Volume 1, No. 4, Summer 1998
Welcome back! I hope you had a good summer, whether working, studying, or doing research. And I hope you had a chance to relax and enjoy the sunshine we were blessed with. The summer was a productive time for the College — a time in which new people came on board, research initiatives were developed, and undergraduate research and outreach activities flourished. You’ll be able to read about these in the following pages of the newsletter. But I’d like to personally highlight a few accomplishments:
I’d like to stress that the framework laid by the College’s strategic planning efforts played an important role in the successes I’ve mentioned. The funding approval for the Tools for Transformation projects specifically states that an important criterion was each project’s link with the stated strategic goals and themes of the College. This will be true, as well, in upcoming budget and UIF decisions. In fact, in early September, the College was requested by the President’s and Provost’s Offices to make a presentation at a strategic planning workshop for Deans, Chairs, and Directors. Our College and the College of Engineering are recognized as relatively advanced in campus strategic planning efforts, and we were asked to present our experiences of what worked what didn’t work, and what benefits resulted. I’d like to share with you a few excerpts from the presentation we made:
What’s all this fuss about planning? What is it? Why do we do it? Aren’t we in academia somehow different? The answer to that last question is "no." We aren’t different from any other system that wants to improve itself. But it’s hard work, and in a growth mode it didn’t seem as important as it does today when we are faced with new challenges, not the least of which is scarcer funding. We no longer have the luxury (if we ever did) of ignoring the larger environment in which we exist.
Like it or not, this is where we are.

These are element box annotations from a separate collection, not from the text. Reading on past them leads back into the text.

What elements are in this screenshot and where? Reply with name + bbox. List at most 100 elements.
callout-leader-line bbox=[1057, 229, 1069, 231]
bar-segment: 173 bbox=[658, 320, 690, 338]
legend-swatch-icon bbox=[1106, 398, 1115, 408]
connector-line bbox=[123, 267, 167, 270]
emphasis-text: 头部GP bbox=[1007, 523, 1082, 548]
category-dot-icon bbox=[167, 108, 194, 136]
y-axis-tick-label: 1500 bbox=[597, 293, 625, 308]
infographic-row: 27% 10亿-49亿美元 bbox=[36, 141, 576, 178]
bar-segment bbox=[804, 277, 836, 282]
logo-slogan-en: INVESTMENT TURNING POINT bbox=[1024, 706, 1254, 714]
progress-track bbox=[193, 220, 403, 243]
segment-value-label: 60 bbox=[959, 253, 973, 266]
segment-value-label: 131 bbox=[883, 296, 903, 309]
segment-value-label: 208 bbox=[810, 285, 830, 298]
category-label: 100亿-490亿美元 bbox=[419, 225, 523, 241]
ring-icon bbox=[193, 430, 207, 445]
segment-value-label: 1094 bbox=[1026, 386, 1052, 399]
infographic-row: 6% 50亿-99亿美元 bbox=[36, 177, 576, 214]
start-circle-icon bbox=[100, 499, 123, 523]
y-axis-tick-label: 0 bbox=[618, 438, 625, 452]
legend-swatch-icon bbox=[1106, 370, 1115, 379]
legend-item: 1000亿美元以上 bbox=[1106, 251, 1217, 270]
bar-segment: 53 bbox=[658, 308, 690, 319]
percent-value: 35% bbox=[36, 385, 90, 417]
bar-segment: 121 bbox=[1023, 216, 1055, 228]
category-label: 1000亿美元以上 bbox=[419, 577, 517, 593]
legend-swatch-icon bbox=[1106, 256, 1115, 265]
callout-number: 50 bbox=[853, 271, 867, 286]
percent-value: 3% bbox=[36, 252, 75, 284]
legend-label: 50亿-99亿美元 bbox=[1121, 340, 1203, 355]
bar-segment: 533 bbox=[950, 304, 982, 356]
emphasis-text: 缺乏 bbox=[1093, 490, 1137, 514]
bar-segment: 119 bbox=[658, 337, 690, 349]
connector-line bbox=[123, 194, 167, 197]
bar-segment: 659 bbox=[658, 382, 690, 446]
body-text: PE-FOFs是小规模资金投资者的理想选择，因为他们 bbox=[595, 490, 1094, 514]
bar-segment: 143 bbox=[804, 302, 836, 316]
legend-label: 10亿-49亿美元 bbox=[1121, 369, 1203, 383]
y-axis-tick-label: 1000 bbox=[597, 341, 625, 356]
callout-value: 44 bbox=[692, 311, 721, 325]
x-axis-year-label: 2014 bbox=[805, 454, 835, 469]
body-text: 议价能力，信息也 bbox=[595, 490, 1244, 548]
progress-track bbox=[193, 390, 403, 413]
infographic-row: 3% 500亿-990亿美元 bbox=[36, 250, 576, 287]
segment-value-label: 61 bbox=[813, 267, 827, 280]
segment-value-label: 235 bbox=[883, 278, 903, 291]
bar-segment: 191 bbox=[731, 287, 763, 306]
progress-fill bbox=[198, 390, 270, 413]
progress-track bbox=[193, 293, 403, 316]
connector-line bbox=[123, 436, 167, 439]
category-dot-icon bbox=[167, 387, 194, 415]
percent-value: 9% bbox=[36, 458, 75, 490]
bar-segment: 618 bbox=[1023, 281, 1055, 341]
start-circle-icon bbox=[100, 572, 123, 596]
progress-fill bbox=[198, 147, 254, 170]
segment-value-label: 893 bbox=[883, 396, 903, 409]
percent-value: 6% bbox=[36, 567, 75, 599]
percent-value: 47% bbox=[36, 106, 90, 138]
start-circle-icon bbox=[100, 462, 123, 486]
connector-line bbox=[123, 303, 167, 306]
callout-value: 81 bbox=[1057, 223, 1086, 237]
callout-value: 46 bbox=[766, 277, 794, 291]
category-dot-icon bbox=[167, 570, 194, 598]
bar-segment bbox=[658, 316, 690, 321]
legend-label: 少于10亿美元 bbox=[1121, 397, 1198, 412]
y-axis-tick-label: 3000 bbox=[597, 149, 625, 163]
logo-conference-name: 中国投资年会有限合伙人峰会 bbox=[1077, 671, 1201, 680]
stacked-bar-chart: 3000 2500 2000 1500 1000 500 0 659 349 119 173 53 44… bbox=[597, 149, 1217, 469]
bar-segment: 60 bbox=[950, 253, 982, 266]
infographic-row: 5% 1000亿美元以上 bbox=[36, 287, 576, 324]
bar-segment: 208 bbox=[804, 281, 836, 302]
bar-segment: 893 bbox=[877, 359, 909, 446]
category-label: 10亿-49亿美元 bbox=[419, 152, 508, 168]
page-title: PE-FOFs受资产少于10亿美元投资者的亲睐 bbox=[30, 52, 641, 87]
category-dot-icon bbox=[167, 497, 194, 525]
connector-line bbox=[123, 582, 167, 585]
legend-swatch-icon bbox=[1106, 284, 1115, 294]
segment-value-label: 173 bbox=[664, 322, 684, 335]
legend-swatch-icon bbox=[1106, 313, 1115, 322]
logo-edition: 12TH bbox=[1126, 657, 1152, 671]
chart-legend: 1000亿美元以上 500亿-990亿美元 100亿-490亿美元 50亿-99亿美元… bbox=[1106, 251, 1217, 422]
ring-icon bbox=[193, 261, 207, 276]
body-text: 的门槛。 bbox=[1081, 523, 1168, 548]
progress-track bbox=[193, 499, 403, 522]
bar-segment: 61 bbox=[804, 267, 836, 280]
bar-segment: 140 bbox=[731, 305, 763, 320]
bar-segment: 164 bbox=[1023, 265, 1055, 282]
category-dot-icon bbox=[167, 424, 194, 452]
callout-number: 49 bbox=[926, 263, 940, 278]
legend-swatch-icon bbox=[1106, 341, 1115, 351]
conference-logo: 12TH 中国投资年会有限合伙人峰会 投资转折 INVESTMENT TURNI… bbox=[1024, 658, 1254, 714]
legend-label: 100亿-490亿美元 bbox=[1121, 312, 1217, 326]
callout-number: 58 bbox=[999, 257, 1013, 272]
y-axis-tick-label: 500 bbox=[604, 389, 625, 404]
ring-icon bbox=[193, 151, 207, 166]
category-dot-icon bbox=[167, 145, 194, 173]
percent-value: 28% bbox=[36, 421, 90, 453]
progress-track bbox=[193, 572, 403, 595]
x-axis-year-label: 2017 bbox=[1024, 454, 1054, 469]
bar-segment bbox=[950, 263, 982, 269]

We have a responsibility to adapt to these challenges not merely to survive, but to thrive. Thus, we need to think and act strategically.
I want to focus on the benefits we’ve seen from our three years of strategic efforts. As we have conceptualized and implemented the plan, it is as much about process and community-building as it is about planning. But the process produces important results — direct and indirect — that are implemented along the way.
The direct products of planning are no surprise. We have mission and vision statements, just like everyone else. We also have medium-range goals that we use on a daily basis to guide decisions, large and small, in the Dean’s Office and throughout the College. You can see that this isn’t rocket science. The basic elements of academia — teaching, research, and service — are there. We aren’t changing our "business," but rather HOW we do business. I could have formulated these goals alone in my office and then attempted to "sell" them to the College. The important point is that I didn’t do that. The mission, vision, and goals were developed at College-wide workshops, with attendance of about 100, where faculty, staff, administrators, undergraduates, and graduate students participated and now have a sense of ownership in these words, some of which were labored over extensively.
As our process evolved, we arrived at the point of developing last spring specific shorter-term targets that we intend to focus on for the coming year. These targets are things we feel are critical for our success and achievable. They too support the basic elements of teaching, research, and service, and are also the product of discussion and input. We’ll rank our overall success compared to these targets next spring, and then renew the process.
The "bones" of planning provide a way of clarifying direction and setting priorities for programs of the College. They provide a way for us to fit the President’s and Regents’ expectations into our work. Similarly, they bring activities of our component units into alignment with College goals. Barriers to meeting goals, such as structural or operating problems, ambiguities, differences and misunderstandings — anything that stands in the way of meeting a goal — are uncovered, and there are now strong incentives to resolve them. In the past they might have gone untreated. Planning focuses multiple resources, human and financial, on priority areas for greater impact. It allows us to adapt more successfully to change and opportunities.
It is important to remember that planning doesn’t put us in a straitjacket; it allows us to react more quickly when something unexpected comes up, good or bad. For example, when the Tools for Transformation program was announced, we were ready and filed a request almost immediately. But that’s not all. Once your organization sees the power of strategic thinking and internalizes it, things happen that were not previously imagined. The simple procedure of arranging alternatives and contingencies in an orderly way often leads to useful new strategies.
Planning discourages the "quick fix," which often doesn’t work. Planning elicits participation and information from parts of the organization that do not normally play much of a role in formulating policy and practices. Planning helps take the fear out of accountability. Planning forces you to pay attention to your organization and develops a culture of valuing people. Planning strengthens external linkages. And last but not least, the process attracts resources.
That last point brings me back to the list of accomplishments with which I began these notes. Our work plan for the coming year will be reviewed at the all-College quarterly meeting on October 9 (followed by our annual salmon barbecue). Please join me in sharing the work (and its rewards). I look forward to seeing you all then!